Strongtalk seems very interesting. It is a version of smalltalk that uses runtime type feedback for optimization and also has static typing.
A great interview is online here:
http://www.cincomsmalltalk.com/audio/2007/industry_misinterpretations-01-14-07.mp3
The conclusion is that static typing doesn't improve the performance very much. A problem with smalltalk systems is that they causes you
Interface based type systems are not good for performance, implementation based type systems are good for performance but not good for programming. The Self compiler would compile all code and this would take a lot of space, 64M on bootup which was a lot for the early 90's. A significant improvement in Strongtalk was that it only compiles code that is used a lot.

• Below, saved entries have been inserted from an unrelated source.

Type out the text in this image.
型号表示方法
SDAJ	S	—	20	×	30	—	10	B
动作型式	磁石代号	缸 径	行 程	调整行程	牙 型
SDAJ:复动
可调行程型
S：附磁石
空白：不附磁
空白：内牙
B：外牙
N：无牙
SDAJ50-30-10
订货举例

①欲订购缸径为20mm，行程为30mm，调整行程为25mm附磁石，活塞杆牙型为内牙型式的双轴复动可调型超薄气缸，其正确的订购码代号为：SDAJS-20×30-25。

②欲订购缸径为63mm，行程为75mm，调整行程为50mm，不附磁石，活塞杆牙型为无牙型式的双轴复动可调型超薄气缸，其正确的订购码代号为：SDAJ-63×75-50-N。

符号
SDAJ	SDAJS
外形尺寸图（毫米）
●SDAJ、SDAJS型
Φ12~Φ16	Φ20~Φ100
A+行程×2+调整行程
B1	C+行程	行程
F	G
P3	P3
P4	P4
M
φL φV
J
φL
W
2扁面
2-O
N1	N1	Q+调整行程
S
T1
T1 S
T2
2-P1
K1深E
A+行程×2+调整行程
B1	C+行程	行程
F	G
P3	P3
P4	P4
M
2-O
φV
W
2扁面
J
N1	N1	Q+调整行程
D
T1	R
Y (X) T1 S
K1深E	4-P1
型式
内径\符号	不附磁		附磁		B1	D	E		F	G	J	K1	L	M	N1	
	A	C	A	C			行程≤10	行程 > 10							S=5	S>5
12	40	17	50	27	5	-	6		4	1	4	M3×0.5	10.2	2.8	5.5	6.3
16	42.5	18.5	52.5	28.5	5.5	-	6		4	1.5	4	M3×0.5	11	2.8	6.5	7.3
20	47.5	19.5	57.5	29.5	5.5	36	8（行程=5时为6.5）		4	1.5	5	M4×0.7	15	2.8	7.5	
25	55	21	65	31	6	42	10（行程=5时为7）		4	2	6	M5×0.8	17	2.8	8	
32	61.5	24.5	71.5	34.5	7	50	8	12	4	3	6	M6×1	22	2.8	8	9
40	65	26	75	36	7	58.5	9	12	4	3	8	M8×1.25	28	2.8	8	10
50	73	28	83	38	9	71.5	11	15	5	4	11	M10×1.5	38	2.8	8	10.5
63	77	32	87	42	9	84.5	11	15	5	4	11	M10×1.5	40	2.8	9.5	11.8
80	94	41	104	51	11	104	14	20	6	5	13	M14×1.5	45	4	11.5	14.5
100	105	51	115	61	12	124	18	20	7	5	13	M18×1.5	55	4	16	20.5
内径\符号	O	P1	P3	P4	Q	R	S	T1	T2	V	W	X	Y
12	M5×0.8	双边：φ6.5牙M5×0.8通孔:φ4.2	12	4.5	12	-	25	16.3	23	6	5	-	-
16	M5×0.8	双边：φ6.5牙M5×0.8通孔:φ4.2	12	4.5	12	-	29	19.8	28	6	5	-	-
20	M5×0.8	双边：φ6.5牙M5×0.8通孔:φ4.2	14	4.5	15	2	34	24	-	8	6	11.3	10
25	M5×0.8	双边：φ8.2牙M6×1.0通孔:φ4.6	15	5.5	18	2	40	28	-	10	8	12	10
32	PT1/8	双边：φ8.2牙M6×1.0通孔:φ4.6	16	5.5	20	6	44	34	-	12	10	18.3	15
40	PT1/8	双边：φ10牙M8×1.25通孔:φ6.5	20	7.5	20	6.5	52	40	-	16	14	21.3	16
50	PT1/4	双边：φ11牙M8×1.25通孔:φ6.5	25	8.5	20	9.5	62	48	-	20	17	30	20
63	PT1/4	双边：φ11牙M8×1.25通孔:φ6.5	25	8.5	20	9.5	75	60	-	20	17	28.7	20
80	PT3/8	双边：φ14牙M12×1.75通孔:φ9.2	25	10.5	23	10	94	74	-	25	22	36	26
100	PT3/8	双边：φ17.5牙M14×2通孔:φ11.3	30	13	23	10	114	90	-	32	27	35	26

Smalltalk like languages have a much higher call frequency than Java. This is because the language provide mechanisms for constructing your own control structures. Type feedback keeps statistics at every call site and then does a jump and compare rather than dereferenced call which stalls the pipeline. In fact one doesn't even have to jump, one can just compare and go straight into the inlined code.
Stack allocation is much more efficient than heap allocation. Strongtalk manages to to do stack allocation by doing escape analysis. It can determine that a stack frame does not need to be allocated on the heap.
With inlining it becomes possible to do range check removal on the inlined code.
Megamorphic means that a callsite calls several different methods. If there is a small number of methods then each one can be inlined. However it turns out that very few calls have much impact on program performance. Most of the gain is in optimizing monomorphic sites.
Another optimization technique is "customization": methods are copied down into child classes then self calls to the method become monomorphic. Double dispatch is another technique: call a method and pass self, then the method calls you back. These dispatches can be removed using by inlining, because one inlining leads to another.
So far there are no smalltalks vm's which are multithreaded. One idea is to go multiprocess vs multithreaded. This probably works well in conjunction with green threads.
In a discussion about .NET, the criticism is that CLR doesn't permit inlining because it supports legacy languages such as C and C++. The CLR seems to have changed to using inline caching, which is a technique related to inlining. A VM which is highly tuned to Java or C# doesn't work well for languages like smalltalk; no tagged types, and different method of dispatching.